С той минуты, как Лессепс сошел с «Лафайета», поражая всех превосходным испанским, окидывая город любопытным взглядом усталого кота, ослепляя всех вокруг такой улыбкой, какой панамцы раньше не видали, щеголяя густой белой шевелюрой, словно у безбородого Рождественского деда, мой отец ни на миг не упускал его из виду. Вечером он, держась в нескольких шагах позади, шел за своей добычей по главной улице Колона под китайскими фонариками из шелковой бумаги, грозившими вот-вот устроить пожар, мимо вокзала, мимо пристани, где некогда Коженёвский выгружал контрабандные винтовки, мимо гостиницы, где провел первую ночь в городе его сын, еще не бывший его сыном, мимо заведения, где продавался самый знаменитый в мире арбуз, убивший в перестрелке столько завсегдатаев и прохожих зевак.
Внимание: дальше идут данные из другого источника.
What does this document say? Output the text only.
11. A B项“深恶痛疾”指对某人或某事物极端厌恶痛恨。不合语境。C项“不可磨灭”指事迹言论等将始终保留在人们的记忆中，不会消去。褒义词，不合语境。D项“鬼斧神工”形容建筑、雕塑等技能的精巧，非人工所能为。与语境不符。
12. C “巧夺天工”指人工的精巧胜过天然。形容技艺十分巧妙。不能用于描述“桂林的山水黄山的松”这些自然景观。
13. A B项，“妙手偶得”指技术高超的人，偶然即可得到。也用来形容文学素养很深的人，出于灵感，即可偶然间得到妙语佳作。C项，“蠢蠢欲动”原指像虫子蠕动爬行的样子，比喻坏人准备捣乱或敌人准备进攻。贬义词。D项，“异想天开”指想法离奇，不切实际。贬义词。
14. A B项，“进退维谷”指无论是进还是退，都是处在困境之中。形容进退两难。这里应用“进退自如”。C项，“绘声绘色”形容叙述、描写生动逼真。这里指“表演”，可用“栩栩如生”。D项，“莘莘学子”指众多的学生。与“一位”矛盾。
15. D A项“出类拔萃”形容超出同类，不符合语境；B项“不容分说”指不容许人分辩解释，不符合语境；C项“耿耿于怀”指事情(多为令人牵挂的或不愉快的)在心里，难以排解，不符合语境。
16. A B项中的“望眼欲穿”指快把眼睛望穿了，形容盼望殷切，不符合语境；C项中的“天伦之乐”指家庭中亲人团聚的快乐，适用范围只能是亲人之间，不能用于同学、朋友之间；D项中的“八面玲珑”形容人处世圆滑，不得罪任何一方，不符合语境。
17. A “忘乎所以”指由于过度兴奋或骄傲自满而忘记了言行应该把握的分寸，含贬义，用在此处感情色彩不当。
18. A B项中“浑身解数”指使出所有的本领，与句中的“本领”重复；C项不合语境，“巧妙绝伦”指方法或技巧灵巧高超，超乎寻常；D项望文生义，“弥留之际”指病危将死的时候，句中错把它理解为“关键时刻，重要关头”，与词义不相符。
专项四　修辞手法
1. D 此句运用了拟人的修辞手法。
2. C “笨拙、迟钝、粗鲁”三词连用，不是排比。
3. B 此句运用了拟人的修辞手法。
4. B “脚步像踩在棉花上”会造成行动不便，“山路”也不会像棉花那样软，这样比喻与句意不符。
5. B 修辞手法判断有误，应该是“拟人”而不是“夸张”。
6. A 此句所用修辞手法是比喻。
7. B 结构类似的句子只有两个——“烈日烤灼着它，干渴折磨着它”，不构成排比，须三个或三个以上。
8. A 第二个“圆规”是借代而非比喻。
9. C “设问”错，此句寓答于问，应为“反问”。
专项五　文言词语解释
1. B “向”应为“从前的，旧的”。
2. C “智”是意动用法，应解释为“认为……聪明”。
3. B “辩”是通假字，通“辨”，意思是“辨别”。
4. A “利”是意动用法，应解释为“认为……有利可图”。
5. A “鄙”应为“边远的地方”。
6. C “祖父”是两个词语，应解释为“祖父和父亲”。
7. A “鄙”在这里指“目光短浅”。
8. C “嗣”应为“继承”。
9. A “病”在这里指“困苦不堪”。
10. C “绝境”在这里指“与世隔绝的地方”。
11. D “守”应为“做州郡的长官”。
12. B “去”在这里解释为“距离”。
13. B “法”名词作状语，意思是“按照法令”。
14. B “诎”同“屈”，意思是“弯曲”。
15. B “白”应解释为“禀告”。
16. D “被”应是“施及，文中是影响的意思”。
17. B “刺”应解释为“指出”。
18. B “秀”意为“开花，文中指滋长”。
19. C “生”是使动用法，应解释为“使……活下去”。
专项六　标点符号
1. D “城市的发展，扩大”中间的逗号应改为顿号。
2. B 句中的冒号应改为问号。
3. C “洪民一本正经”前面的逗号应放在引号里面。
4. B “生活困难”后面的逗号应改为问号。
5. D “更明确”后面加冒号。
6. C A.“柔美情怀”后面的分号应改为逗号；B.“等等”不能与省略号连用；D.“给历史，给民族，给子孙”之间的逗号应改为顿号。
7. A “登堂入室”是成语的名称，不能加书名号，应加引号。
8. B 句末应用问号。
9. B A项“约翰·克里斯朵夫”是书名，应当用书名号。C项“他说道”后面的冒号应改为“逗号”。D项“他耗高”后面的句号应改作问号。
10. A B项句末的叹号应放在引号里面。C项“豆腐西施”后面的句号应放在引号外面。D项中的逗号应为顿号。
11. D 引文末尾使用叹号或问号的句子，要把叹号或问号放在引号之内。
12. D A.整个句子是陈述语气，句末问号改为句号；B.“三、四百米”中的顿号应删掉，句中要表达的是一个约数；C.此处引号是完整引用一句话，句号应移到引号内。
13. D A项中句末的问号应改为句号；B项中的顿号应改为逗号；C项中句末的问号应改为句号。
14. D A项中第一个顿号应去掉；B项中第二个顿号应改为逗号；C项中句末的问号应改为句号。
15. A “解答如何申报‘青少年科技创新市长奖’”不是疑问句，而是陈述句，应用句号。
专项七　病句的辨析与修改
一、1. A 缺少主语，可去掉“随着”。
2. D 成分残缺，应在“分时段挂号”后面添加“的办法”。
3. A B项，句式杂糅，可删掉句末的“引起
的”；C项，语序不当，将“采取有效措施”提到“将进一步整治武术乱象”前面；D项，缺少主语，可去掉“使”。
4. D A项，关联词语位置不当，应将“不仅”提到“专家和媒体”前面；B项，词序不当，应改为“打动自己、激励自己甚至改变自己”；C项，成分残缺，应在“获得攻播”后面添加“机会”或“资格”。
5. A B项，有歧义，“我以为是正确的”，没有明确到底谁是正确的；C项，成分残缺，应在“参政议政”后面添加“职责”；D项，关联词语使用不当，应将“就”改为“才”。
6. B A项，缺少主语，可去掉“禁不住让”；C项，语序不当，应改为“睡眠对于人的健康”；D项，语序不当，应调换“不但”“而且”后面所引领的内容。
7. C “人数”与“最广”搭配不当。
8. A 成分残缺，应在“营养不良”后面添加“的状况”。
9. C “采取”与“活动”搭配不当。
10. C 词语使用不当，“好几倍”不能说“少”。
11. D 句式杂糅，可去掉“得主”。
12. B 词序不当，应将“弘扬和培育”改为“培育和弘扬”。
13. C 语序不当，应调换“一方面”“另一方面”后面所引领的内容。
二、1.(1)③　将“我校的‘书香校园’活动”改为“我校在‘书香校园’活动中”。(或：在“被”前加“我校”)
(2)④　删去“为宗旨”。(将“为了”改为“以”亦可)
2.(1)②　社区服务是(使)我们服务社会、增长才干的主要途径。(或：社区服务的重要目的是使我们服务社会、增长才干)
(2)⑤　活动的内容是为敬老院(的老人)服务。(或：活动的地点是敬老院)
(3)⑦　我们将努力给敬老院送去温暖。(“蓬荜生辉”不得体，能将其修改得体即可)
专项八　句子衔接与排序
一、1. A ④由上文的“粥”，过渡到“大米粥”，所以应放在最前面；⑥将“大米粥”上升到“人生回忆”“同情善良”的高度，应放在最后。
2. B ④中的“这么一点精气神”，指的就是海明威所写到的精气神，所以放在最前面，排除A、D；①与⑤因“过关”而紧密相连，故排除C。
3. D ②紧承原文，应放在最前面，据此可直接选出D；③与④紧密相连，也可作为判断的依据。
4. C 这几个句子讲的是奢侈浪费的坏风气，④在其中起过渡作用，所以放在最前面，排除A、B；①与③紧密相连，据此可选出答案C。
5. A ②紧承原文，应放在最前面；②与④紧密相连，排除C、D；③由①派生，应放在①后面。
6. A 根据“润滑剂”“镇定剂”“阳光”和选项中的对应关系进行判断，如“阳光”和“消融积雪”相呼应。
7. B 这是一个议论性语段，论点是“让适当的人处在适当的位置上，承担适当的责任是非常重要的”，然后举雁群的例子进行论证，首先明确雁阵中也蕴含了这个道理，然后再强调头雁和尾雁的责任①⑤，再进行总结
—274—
На следующее утро он продолжал шпионить на благоразумном расстоянии и видел, как добыча в сопровождении трех одетых в белый бархат детей вышла под нещадное солнце, видел, как дети радостно бегут по смердящим падалью и гнилыми фруктами улицам и на бегу спугивают стаю стервятников, перекусывавших новорожденным осленком у самого моря. Видел, как Лессепс схватил в охапку индианку на причале «Пасифик Мэйл», когда нанятый мэром оркестр грянул в его честь, и попытался сплясать с ней под эту нетанцевальную бравурную музыку, а когда индианка вырвалась и с брезгливой гримасой бросилась к морю мыть руки, не перестал улыбаться и даже рассмеялся и прокричал, что обожает все тропики, какие только есть в мире, и ждет не дождется скорого наступления их блестящего, светлого (lumineux) будущего.
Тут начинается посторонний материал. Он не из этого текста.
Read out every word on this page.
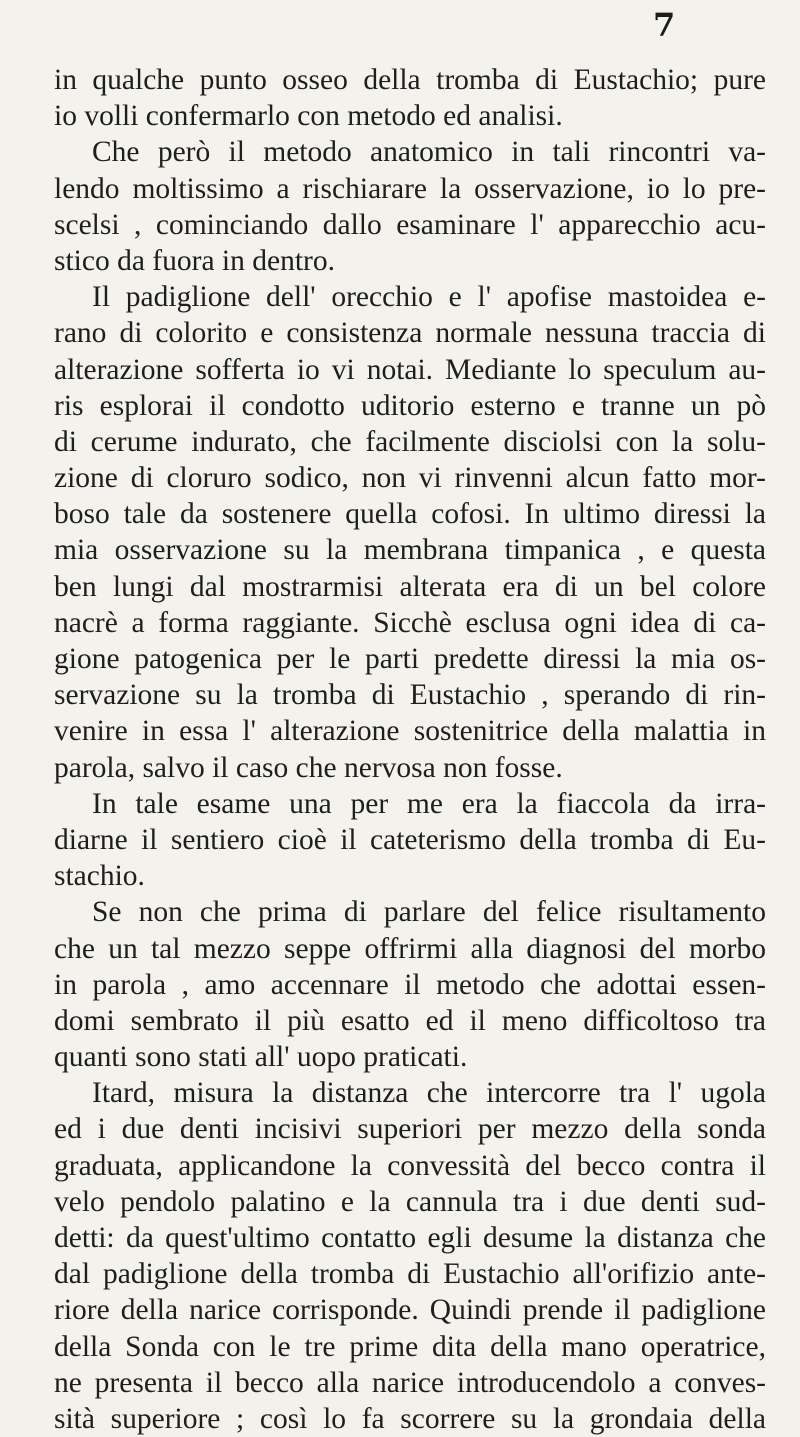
7
in qualche punto osseo della tromba di Eustachio; pure
io volli confermarlo con metodo ed analisi.
Che però il metodo anatomico in tali rincontri va-
lendo moltissimo a rischiarare la osservazione, io lo pre-
scelsi , cominciando dallo esaminare l' apparecchio acu-
stico da fuora in dentro.
Il padiglione dell' orecchio e l' apofise mastoidea e-
rano di colorito e consistenza normale nessuna traccia di
alterazione sofferta io vi notai. Mediante lo speculum au-
ris esplorai il condotto uditorio esterno e tranne un pò
di cerume indurato, che facilmente disciolsi con la solu-
zione di cloruro sodico, non vi rinvenni alcun fatto mor-
boso tale da sostenere quella cofosi. In ultimo diressi la
mia osservazione su la membrana timpanica , e questa
ben lungi dal mostrarmisi alterata era di un bel colore
nacrè a forma raggiante. Sicchè esclusa ogni idea di ca-
gione patogenica per le parti predette diressi la mia os-
servazione su la tromba di Eustachio , sperando di rin-
venire in essa l' alterazione sostenitrice della malattia in
parola, salvo il caso che nervosa non fosse.
In tale esame una per me era la fiaccola da irra-
diarne il sentiero cioè il cateterismo della tromba di Eu-
stachio.
Se non che prima di parlare del felice risultamento
che un tal mezzo seppe offrirmi alla diagnosi del morbo
in parola , amo accennare il metodo che adottai essen-
domi sembrato il più esatto ed il meno difficoltoso tra
quanti sono stati all' uopo praticati.
Itard, misura la distanza che intercorre tra l' ugola
ed i due denti incisivi superiori per mezzo della sonda
graduata, applicandone la convessità del becco contra il
velo pendolo palatino e la cannula tra i due denti sud-
detti: da quest'ultimo contatto egli desume la distanza che
dal padiglione della tromba di Eustachio all'orifizio ante-
riore della narice corrisponde. Quindi prende il padiglione
della Sonda con le tre prime dita della mano operatrice,
ne presenta il becco alla narice introducendolo a conves-
sità superiore ; così lo fa scorrere su la grondaia della
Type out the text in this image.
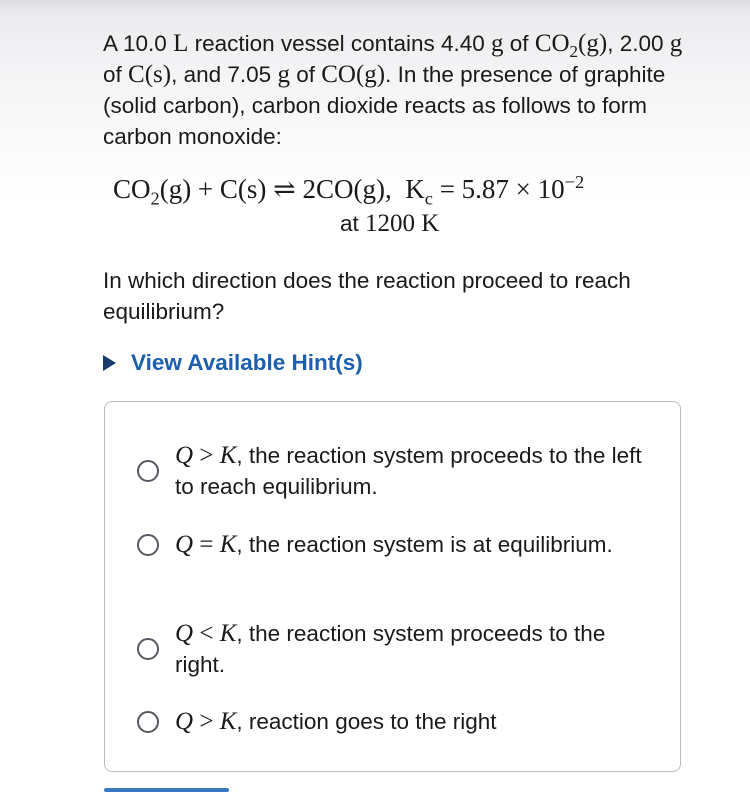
A 10.0 L reaction vessel contains 4.40 g of $CO_2(g)$, 2.00 g of C(s), and 7.05 g of CO(g). In the presence of graphite (solid carbon), carbon dioxide reacts as follows to form carbon monoxide:
$CO_2(g) + C(s)$ ⇌ 2CO(g), $K_c = 5.87 \times 10^{-2}$
at 1200 K
In which direction does the reaction proceed to reach equilibrium?
View Available Hint(s)
Q > K, the reaction system proceeds to the left to reach equilibrium.
Q = K, the reaction system is at equilibrium.
Q < K, the reaction system proceeds to the right.
Q > K, reaction goes to the right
Лессепс сел в поезд до города Панама, и мой отец сел следом за ним, и когда поезд добрался до реки Чагрес, он увидел, как Лессепс криками подозвал проводника и велел передать машинисту остановить паровоз, потому что он, Фердинанд де Лессепс, должен иметь образец вражеской воды, и делегация в полном составе – гринго, колумбийцы, французы – подняла бокалы за победу канала и поражение реки Чагрес; и пока бокалы звенели в воздухе, посланник Лессепса трусцой пронесся через деревушку Гатун, по слякотным тропкам и доходящей до колен траве, к простенькому паромчику, на котором лежало каноэ, склонился к воде рядом с этим каноэ, как на причале склонилась индианка, и набрал в бокал из-под шампанского зеленоватой жидкости, полной склизких водорослей и дохлых мух. Отец говорил с Лессепсом один-единственный раз – когда они проезжали через Маунт-Хоуп, где во времена строительства путей железнодорожники хоронили своих покойников. В приступе энтузиазма отец решил рассказать про мертвых китайцев во льду, которых некогда заказывал в Боготу («Куда-куда?» – переспросил Лессепс. «В Боготу», – повторил отец) и которые, не стань они пособием для столичных студентов-медиков, наверняка лежали бы сейчас здесь, под этими звездами, под этими орхидеями и грибами. Потом он пожал Лессепсу руку, сказал: «Очень приятно!», или: «Приятно познакомиться!», или: «Как приятно!» (так или иначе, ему точно было приятно), отошел в сторонку, поскольку не хотел мешать, и оттуда, издалека, наблюдал за Лессепсом весь остаток этого исторического счастливого железнодорожного путешествия сквозь раскидистую чащу сельвы.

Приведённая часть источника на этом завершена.